Expectativa é que governo adie prazo de adesão ao Pert

30/08/2017

Sem publicação de uma nova MP, prazo para adesão ao Programa Especial de Regularização Tributária termina amanhã

O governo decidiu adiar o prazo de adesão ao parcelamento de dívidas tributárias com a União, proposto pela medida provisória (MP) do Refis, que expiraria amanhã. Proposta de acordo avançou ontem no Congresso para ampliar os benefícios aos devedores, mas sem flexibilização mais profunda. Numa articulação do presidente do Senado, Eunício Oliveira (PMDB-CE), outra MP será publicada hoje com o novo prazo de pelo menos mais um mês.

A data exata não estava fechada. Eunício, que pediu mais tempo para os senadores analisarem o projeto, apontava os dias 27 ou 29 de setembro como o novo prazo. Outros parlamentares afirmavam que o prazo final seria o fim da validade da nova MP, que perderá os efeitos caso não aprovada pelo Congresso até 11 de outubro. O líder do governo no Congresso, André Moura (PSC-SE), afirmou que deveria ser 30 de setembro.

O presidente interino da República, Rodrigo Maia (DEM-RJ), confirmou ontem o adiamento. “Se esse for o acordo, amanhã [hoje] a gente edita a MP prorrogando o prazo”, afirmou. A nova medida apenas prorrogaria o prazo de adesão, sem mexer em outros pontos da proposta.

O acordo para votar o projeto é costurado pela articulação política do governo. Um dos entraves é técnico: como a MP está em fase final de tramitação, é preciso já existir alguma emenda com o conteúdo do acordo para poder aprova-lo. Não é possível, por exemplo, desconto de 100% se ninguém tiver proposto ainda.

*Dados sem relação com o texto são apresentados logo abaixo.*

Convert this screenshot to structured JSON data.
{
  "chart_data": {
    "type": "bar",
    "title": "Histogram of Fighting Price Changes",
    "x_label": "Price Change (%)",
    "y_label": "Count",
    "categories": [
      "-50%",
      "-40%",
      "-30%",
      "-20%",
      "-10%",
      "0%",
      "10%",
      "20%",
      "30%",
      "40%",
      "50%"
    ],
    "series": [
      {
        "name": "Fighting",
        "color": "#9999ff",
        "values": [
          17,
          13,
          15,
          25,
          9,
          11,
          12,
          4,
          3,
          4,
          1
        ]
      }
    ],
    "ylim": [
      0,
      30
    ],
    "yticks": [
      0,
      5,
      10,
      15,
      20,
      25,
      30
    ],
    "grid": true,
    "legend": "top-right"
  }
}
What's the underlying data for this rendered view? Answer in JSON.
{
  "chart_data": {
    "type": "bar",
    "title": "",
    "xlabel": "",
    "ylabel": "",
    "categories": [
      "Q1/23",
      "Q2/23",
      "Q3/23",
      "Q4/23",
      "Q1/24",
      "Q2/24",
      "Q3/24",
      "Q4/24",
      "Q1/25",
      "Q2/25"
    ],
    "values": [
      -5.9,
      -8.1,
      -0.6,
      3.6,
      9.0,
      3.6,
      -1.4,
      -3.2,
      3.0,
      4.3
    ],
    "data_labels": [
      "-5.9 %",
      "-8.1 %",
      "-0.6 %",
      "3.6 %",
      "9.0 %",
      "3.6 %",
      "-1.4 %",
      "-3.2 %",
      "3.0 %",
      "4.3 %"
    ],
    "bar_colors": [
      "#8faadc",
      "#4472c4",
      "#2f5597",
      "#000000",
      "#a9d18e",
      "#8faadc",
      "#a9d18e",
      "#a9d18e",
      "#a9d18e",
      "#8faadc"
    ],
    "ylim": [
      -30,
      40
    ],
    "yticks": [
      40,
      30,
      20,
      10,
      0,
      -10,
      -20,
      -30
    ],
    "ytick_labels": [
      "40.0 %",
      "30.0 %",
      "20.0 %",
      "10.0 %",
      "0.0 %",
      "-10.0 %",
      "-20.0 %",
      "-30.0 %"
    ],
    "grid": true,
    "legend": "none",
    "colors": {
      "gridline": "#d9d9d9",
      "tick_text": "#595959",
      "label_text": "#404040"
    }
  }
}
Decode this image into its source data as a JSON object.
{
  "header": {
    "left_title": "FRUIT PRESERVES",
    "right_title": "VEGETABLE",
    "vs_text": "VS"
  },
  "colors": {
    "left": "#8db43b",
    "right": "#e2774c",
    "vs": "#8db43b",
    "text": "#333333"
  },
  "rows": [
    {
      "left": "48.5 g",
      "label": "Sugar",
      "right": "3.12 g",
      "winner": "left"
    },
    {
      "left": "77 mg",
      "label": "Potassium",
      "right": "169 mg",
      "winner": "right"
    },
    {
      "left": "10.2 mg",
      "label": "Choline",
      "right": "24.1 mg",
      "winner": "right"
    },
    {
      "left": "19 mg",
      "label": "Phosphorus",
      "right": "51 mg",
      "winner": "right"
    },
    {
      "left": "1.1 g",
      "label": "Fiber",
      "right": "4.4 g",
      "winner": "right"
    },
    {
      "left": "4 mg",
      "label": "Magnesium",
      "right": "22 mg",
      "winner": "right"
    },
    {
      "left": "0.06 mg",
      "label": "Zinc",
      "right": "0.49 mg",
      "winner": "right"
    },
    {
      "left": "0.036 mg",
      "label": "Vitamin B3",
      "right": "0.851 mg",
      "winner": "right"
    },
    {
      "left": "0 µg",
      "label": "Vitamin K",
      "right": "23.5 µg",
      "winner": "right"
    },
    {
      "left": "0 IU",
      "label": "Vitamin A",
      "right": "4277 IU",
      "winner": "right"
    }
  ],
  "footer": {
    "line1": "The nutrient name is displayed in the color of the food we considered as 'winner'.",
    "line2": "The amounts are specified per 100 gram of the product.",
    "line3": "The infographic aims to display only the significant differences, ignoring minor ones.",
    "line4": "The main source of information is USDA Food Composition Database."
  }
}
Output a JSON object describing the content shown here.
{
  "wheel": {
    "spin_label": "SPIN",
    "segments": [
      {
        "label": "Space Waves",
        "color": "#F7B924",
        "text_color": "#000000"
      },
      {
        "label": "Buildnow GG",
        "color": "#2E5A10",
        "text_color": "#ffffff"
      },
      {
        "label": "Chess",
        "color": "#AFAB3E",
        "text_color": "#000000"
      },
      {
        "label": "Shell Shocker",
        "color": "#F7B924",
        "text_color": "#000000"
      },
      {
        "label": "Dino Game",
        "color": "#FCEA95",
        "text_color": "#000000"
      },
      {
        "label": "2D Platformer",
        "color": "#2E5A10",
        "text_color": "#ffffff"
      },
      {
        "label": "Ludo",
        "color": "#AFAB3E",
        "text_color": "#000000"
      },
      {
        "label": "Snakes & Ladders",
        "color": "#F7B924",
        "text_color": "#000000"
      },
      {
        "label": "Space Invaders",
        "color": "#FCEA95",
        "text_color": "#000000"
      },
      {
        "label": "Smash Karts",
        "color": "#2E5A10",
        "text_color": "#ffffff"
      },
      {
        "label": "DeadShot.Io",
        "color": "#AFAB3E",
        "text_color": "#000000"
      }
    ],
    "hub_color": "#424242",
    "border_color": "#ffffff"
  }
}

O líder do governo na Câmara, Aguinaldo Ribeiro (PP-PB), reuniu ontem o relator da MP, deputado Newton Cardoso Júnior (PMDB-MG), e parlamentares por mais de duas horas para fechar um texto de consenso, o que não ocorreu. Seguem impasses sobre ampliar o desconto nos encargos legais, limitado a 25% – o PP já avisou que fará um destaque para votar esse ponto separadamente -, e permitir o uso de créditos de prejuízos fiscais para abater parte das dívidas já inscritas na Procuradoria-Geral da Fazenda Nacional (PGFN). Esse tipo de instrumento está liberado hoje apenas para as multas ainda em tramitação na Receita.

Outros pontos, porém, estão perto do entendimento. O secretário da Receita, Jorge Rachid, defendia não alterar em nada o projeto, mas os articuladores no Congresso, com apoio do Palácio do Planalto, decidiram por alterações para destravar o diálogo. A ideia é ampliar o desconto na multa em 10 pontos percentuais para os diferentes parcelamentos, aumentar o teto do que é dívida de pequeno valor de R$ 15 milhões para R$ 30 milhões e reduzir a entrada nestes casos a 5%.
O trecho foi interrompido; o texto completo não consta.